Model generates novel antibiotic structures
Researchers at the University of Pennsylvania have introduced a groundbreaking AI tool called AMP-Diffusion. This innovative technology is designed to create antimicrobial peptides (AMPs) with potential bacteria-killing properties.
The design of AMP-Diffusion allows for a more streamlined and focused approach to creating potential antimicrobial drugs. It generates candidate AMPs more efficiently, thanks to its use of a pre-trained protein language model.
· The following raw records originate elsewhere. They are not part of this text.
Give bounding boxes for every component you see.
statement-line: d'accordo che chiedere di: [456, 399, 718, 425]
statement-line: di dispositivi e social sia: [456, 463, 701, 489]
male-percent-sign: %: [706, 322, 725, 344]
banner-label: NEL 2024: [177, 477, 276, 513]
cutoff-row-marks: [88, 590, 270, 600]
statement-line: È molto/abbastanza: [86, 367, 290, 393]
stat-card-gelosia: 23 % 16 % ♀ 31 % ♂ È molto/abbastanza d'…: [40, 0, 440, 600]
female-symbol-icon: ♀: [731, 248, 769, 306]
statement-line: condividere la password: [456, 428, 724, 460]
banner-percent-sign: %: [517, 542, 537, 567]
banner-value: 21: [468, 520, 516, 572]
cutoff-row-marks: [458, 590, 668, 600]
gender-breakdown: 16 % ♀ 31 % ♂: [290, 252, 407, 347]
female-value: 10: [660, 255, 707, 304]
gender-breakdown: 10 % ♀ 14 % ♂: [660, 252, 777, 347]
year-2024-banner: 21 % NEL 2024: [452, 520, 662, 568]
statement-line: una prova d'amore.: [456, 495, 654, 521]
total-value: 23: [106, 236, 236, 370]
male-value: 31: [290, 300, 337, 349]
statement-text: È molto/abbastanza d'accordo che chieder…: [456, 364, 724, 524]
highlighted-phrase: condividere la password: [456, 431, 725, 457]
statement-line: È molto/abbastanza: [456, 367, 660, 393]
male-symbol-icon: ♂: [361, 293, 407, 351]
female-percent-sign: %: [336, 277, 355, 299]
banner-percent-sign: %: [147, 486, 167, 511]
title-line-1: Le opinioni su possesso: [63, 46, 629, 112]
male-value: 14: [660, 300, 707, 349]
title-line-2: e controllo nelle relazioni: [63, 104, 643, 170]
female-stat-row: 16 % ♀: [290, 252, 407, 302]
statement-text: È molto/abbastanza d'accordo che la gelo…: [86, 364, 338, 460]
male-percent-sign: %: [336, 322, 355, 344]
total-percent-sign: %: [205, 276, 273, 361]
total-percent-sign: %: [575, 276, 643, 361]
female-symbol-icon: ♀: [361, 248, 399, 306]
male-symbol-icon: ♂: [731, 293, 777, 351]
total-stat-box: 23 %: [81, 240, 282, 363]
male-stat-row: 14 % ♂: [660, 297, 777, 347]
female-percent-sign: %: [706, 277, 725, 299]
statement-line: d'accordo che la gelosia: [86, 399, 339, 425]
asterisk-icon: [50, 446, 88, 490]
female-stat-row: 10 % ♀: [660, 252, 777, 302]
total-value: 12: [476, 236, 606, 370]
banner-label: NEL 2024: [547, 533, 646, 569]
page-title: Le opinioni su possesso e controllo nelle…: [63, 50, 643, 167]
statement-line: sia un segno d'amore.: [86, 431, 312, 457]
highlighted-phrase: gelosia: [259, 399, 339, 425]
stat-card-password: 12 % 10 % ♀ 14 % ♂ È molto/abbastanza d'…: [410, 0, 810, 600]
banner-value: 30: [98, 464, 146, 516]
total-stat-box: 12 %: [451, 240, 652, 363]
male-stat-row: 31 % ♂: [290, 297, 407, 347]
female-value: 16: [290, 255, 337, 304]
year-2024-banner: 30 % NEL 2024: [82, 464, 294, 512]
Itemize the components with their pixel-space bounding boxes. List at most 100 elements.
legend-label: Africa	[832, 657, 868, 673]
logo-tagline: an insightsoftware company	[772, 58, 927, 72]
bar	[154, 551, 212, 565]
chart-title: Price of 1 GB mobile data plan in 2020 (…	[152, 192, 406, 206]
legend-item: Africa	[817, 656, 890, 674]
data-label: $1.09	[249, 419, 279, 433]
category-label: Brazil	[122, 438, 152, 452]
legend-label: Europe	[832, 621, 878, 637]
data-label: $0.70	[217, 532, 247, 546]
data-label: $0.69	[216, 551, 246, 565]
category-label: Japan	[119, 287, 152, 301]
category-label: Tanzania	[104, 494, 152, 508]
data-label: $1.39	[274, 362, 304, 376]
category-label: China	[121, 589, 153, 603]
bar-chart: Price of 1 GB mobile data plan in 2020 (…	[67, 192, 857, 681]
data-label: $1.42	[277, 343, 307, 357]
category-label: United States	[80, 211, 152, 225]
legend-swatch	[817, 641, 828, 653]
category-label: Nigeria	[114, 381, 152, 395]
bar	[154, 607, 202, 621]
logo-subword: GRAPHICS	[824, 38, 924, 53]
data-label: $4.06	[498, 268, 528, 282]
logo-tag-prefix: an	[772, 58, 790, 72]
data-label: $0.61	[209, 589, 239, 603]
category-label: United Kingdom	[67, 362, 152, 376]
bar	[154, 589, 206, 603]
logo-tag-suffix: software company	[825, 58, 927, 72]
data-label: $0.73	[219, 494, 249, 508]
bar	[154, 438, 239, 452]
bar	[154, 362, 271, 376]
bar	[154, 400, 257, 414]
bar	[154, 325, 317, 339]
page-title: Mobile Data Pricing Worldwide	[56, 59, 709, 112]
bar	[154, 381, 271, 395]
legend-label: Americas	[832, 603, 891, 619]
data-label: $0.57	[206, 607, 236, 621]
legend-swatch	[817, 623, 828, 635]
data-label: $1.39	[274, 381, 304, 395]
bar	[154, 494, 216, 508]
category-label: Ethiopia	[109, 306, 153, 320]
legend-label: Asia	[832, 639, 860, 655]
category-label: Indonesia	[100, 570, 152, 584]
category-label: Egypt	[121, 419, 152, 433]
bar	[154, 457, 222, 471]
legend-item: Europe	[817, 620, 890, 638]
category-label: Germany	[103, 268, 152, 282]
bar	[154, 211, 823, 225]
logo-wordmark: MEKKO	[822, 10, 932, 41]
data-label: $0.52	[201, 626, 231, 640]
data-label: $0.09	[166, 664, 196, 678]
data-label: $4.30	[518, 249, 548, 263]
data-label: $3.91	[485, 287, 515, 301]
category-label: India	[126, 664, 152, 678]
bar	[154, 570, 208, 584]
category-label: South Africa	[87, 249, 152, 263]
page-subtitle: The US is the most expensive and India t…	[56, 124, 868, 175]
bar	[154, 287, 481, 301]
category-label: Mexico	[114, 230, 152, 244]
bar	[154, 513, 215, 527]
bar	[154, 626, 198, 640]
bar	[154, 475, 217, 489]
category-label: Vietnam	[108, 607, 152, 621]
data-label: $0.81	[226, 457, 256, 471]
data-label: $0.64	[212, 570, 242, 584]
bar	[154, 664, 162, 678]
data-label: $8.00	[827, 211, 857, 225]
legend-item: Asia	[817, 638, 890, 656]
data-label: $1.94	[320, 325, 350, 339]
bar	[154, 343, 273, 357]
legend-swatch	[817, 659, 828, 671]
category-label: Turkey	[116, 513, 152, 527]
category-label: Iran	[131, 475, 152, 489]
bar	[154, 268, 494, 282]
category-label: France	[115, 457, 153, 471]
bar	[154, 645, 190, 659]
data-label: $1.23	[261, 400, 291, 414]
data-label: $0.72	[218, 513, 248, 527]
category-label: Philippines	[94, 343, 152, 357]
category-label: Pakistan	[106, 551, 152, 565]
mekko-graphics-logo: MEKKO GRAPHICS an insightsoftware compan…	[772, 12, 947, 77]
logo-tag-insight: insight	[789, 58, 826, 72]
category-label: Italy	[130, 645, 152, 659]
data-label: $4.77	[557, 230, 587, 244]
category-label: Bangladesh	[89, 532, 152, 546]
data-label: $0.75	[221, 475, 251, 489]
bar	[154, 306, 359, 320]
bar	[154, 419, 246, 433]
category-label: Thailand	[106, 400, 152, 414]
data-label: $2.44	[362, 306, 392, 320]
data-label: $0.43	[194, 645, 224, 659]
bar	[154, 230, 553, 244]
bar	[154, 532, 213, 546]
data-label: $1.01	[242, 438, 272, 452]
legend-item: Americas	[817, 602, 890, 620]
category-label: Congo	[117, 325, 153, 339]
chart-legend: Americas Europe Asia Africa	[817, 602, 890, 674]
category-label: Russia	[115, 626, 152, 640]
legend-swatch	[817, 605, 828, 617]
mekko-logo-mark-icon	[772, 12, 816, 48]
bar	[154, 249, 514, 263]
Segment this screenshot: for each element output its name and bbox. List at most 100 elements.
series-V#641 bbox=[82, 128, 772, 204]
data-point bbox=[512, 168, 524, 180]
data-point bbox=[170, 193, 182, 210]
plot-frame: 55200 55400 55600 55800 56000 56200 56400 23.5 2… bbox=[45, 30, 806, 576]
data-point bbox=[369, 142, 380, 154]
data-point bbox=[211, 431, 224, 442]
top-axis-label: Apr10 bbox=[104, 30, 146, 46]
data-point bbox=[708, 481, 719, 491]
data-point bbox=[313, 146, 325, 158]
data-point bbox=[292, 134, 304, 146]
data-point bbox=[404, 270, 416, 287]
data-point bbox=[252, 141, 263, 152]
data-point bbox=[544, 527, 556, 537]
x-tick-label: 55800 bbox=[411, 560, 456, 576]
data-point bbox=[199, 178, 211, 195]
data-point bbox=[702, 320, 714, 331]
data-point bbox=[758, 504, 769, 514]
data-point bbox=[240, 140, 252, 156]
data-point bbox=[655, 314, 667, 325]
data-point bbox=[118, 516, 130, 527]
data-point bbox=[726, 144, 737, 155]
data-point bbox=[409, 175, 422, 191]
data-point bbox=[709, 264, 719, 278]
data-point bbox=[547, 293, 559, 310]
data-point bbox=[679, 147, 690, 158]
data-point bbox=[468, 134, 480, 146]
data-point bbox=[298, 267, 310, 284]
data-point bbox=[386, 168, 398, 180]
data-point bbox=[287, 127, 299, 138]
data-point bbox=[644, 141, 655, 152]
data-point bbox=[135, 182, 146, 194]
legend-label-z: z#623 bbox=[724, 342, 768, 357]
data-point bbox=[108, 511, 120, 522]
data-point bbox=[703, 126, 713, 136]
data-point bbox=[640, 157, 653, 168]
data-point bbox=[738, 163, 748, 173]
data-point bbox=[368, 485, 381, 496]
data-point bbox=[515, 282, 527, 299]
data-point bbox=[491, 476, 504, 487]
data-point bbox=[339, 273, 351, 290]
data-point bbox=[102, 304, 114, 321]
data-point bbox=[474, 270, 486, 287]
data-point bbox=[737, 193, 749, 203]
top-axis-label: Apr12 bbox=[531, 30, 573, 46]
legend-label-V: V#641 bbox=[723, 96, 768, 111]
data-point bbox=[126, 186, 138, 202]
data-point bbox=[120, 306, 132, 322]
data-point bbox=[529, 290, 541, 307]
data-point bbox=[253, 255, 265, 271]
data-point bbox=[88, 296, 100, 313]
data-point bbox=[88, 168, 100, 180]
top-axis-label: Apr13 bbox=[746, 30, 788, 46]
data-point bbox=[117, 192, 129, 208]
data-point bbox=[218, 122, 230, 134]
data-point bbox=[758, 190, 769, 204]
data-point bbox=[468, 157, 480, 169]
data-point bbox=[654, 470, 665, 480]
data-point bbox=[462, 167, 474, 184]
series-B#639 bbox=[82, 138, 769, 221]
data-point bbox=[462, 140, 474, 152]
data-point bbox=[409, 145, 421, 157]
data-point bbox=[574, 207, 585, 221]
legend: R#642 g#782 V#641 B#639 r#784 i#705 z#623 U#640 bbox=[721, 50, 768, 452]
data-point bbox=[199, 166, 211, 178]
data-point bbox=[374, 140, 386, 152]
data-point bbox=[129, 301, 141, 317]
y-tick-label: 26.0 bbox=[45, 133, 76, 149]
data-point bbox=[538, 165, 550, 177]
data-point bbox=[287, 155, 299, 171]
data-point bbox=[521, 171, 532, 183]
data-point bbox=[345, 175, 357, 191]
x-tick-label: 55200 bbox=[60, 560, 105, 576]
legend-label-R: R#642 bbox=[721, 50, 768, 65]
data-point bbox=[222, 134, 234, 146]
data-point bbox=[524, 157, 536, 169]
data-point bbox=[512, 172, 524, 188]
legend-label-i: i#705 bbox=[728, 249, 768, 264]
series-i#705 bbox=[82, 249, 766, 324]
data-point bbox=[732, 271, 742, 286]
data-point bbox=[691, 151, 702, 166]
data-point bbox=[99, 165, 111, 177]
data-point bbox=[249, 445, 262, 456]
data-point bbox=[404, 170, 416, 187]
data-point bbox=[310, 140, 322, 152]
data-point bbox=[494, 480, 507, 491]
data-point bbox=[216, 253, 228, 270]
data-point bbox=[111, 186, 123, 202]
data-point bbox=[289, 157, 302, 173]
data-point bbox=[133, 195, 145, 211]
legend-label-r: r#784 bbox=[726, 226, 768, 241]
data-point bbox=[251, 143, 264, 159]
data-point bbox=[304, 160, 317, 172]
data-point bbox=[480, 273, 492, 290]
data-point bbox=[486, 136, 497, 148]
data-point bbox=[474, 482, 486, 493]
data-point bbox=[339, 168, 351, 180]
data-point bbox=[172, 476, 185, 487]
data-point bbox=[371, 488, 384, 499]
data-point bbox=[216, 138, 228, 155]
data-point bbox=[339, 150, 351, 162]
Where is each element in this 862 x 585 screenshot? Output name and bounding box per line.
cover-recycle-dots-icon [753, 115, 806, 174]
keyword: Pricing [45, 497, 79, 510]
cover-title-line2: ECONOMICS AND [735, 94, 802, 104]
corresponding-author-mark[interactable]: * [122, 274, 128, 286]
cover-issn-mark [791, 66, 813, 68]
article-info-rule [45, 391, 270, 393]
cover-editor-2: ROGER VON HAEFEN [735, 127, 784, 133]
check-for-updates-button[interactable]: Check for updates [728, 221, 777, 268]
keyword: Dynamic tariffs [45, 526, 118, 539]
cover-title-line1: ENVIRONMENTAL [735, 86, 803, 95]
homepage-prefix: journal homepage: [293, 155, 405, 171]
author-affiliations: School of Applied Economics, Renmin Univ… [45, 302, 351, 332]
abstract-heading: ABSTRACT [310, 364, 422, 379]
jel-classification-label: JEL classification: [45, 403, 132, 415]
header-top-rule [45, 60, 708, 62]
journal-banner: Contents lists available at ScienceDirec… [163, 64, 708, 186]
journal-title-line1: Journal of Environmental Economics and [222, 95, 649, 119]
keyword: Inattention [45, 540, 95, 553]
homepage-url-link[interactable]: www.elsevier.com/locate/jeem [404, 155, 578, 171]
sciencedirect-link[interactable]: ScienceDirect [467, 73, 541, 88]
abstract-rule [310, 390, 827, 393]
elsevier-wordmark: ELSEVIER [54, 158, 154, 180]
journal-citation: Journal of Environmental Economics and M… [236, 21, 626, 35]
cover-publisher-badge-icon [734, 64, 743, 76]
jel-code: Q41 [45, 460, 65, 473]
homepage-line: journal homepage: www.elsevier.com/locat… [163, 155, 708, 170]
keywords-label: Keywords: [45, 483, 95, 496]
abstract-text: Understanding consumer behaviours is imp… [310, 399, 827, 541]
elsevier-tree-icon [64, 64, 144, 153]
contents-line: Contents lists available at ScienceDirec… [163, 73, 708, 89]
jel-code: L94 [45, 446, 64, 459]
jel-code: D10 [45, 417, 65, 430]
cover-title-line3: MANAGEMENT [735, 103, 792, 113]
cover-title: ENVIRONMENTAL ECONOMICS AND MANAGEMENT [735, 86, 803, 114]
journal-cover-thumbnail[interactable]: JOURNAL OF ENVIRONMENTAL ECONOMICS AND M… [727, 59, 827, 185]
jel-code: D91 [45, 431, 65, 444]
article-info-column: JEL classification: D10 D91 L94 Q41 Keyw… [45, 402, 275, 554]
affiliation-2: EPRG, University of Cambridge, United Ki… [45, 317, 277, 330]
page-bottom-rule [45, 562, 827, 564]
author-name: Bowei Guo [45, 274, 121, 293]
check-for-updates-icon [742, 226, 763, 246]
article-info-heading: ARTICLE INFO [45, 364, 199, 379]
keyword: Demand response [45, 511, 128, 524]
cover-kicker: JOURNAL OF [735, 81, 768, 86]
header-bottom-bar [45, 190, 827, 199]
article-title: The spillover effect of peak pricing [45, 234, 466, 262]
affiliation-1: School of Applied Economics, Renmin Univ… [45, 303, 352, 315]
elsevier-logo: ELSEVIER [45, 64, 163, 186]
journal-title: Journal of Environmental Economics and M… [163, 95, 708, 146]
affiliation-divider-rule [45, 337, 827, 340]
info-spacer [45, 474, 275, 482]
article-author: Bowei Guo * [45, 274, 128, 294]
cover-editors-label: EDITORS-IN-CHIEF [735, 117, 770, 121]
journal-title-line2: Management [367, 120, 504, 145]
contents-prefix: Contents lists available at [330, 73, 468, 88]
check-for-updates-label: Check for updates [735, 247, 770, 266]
Pranam Chatterjee, assistant professor in bioengineering and computer science, and the senior co-author of the paper introducing AMP-Diffusion, compares the approach to starting with a fluent speaker, rather than teaching the model the basics. Chatterjee's team started with a model that already has a rich understanding of protein structures, rather than teaching the model basic biology.
AMP-Diffusion doesn't need to relearn basic biology because it uses ESM-2, a widely-used protein language model, which already has a rich "mental map" of how real proteins fit together. This understanding enables AMP-Diffusion to create candidate AMPs that are more likely to follow the intricate patterns that make peptides effective.
To refine sequences of amino acids, AMP-Diffusion uses generative AI algorithms similar to those used for image and text generation. However, instead of "denoising" pixels, AMP-Diffusion refines sequences of amino acids. AMP-Diffusion's outputs are more likely to follow the intricate patterns that make peptides effective, due to its use of ESM-2.
The focus of Chatterjee's team is on designing effective antimicrobial peptides, rather than teaching the model basic biology. AMP-Diffusion is given a coach that keeps it grounded in biological reality. This means AMP-Diffusion can generate candidate AMPs faster and its outputs are more likely to follow the intricate patterns that make peptides effective.
The results of the research, published in the journal Cell Biomaterials, are promising. The most potent AMPs created by AMP-Diffusion performed as well as FDA-approved drugs in animal models, without detectable adverse effects.
The two senior co-authors of the paper, apart from Chatterjee, are José R. Torero and Alan J. Wolf, both affiliated with the University of Pennsylvania's Perelman School of Medicine. César de la Fuente, Presidential Associate Professor in multiple fields, is the other senior co-author of the paper introducing AMP-Diffusion.
This development could pave the way for faster and more efficient creation of antimicrobial drugs, potentially revolutionising the field of medicine.